Blog post: Did the Dutch Save the Rule of Law?

⚖️ A Narrow Escape for the Rule of Law

Prior to the elections on 29 October 2025, around three-quarters of the parties in the previous Parliament had at least one proposal in their election manifestos that conflicted with the Dutch rule of law, according to the Orde van Advocaten.

The elections follow the collapse the previous right-wing coalition between the PVV, VVD, NSC, and BBB, who leave behind a legacy of rule-of-law breaches—from efforts to restrict rights to asylum to attacks on the Council of State, a legislative oversight body.
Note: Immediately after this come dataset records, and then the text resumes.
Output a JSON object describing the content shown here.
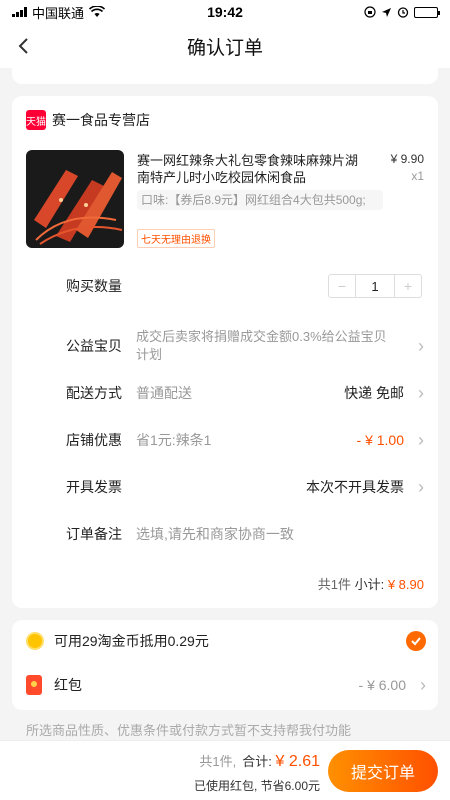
{
  "status_bar": {
    "carrier": "中国联通",
    "time": "19:42"
  },
  "nav": {
    "title": "确认订单"
  },
  "shop": {
    "badge": "天猫",
    "name": "赛一食品专营店"
  },
  "product": {
    "title": "赛一网红辣条大礼包零食辣味麻辣片湖南特产儿时小吃校园休闲食品",
    "price": "¥ 9.90",
    "qty": "x1",
    "sku": "口味:【券后8.9元】网红组合4大包共500g;",
    "return_tag": "七天无理由退换"
  },
  "rows": {
    "quantity": {
      "label": "购买数量",
      "value": "1",
      "minus": "−",
      "plus": "+"
    },
    "donation": {
      "label": "公益宝贝",
      "text": "成交后卖家将捐赠成交金额0.3%给公益宝贝计划"
    },
    "delivery": {
      "label": "配送方式",
      "sub": "普通配送",
      "value": "快递 免邮"
    },
    "discount": {
      "label": "店铺优惠",
      "sub": "省1元:辣条1",
      "value": "- ¥ 1.00"
    },
    "invoice": {
      "label": "开具发票",
      "value": "本次不开具发票"
    },
    "remark": {
      "label": "订单备注",
      "placeholder": "选填,请先和商家协商一致"
    }
  },
  "subtotal": {
    "count": "共1件",
    "label": "小计:",
    "value": "¥ 8.90"
  },
  "coins": {
    "text": "可用29淘金币抵用0.29元"
  },
  "redpack": {
    "label": "红包",
    "amount": "- ¥ 6.00"
  },
  "notice": "所选商品性质、优惠条件或付款方式暂不支持帮我付功能",
  "bottom": {
    "count": "共1件,",
    "total_label": "合计:",
    "total": "¥ 2.61",
    "saved": "已使用红包, 节省6.00元",
    "submit": "提交订单"
  },
  "colors": {
    "accent": "#ff5000",
    "button_start": "#ff9000",
    "tmall": "#ff0036"
  }
}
The collapse of the coalition perhaps spared the Netherlands a deeper institutional crisis but revealed enduring rule-of-law vulnerabilities.

The recent election has brought partial relief: voters rejected proposals that would have banned Islamic education, revoked citizenships, or imposed asylum caps that would have been in violation of the rule of law. But beneath that relief lies a deeper concern — that this trend has not been defeated, only contained.
 

🧩 From Consensus to Constitutional Risk
Dutch democracy relies on informal norms and political culture to uphold the Rule of Law.
The Netherlands has long prided itself on a democratic system rooted in consensus and informal constitutional safeguards rather than rigid checks and balances. But this reliance on political culture may reveal the structural weakness of Dutch institutions. Geert Wilders’ Freedom Party (PVV) and other right-of-centre parties such as the FvD, JA21, and BBB had the most proposals in their manifestos that were contradictory to the rule of law.
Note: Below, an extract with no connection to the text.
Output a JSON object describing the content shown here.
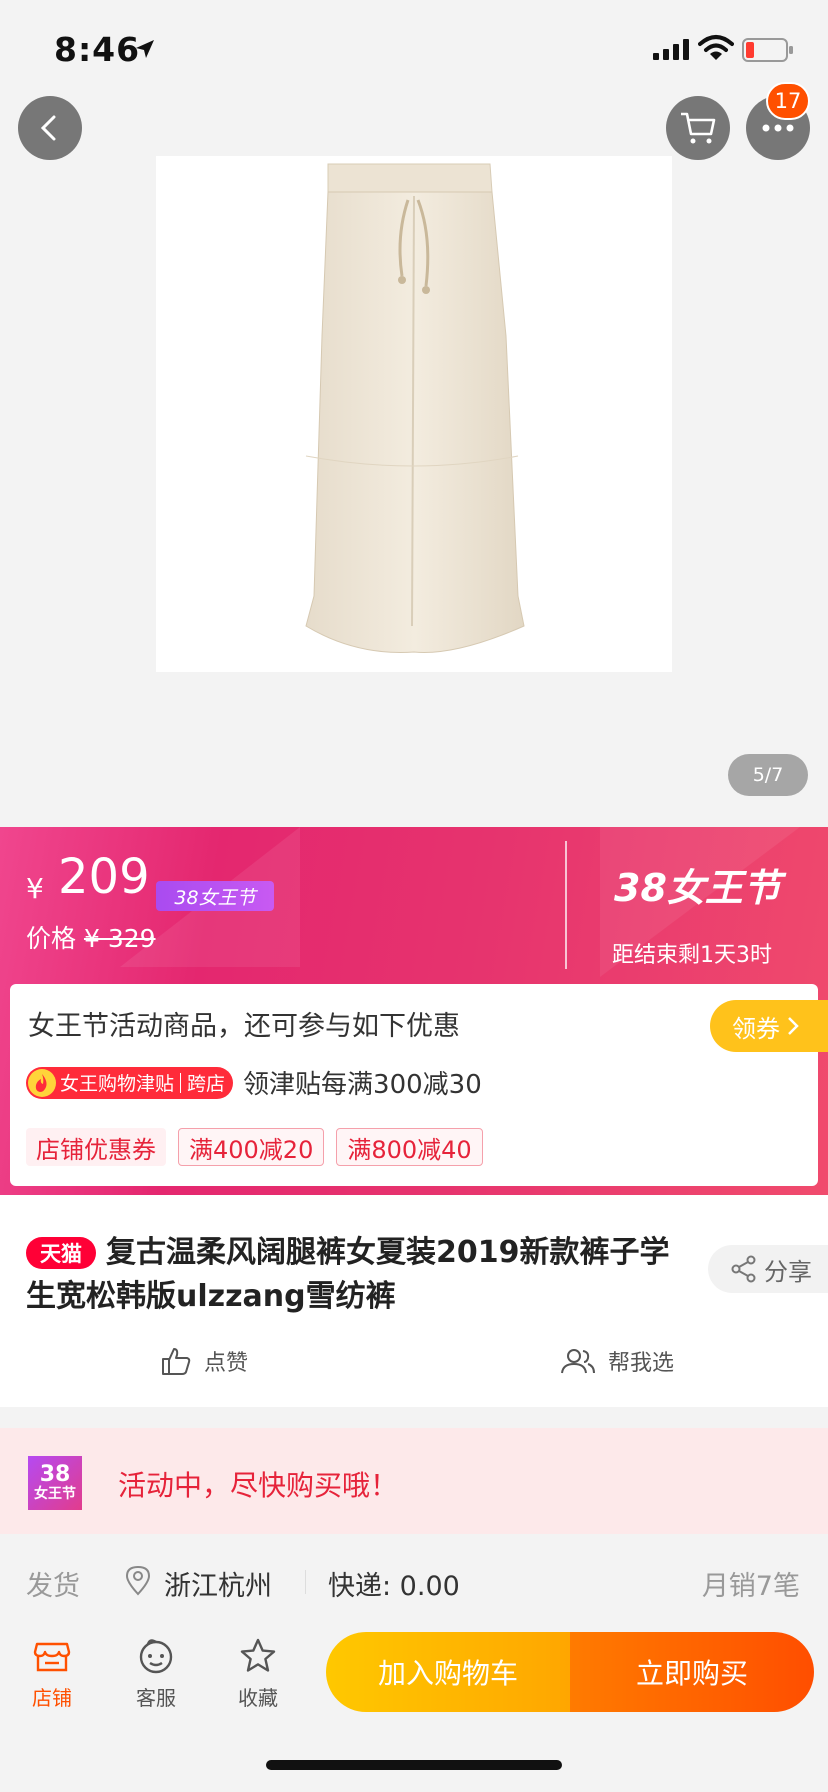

So, does the deeper picture therefore reveal a more unsettling reality: a slow normalisation of rule-of-law violations within the Dutch political landscape?


🌍 Europe Watches Closely

Coalition talks are underway: D66 seeks to form a centrist alliance with VVD, GL/PvdA, and CDA. Whether such a government can defend judicial independence and the rights of all of its citizens and minority groups will determine whether the Netherlands’ re-asserts itself as a defender of the rule of law or continues to erode it from within.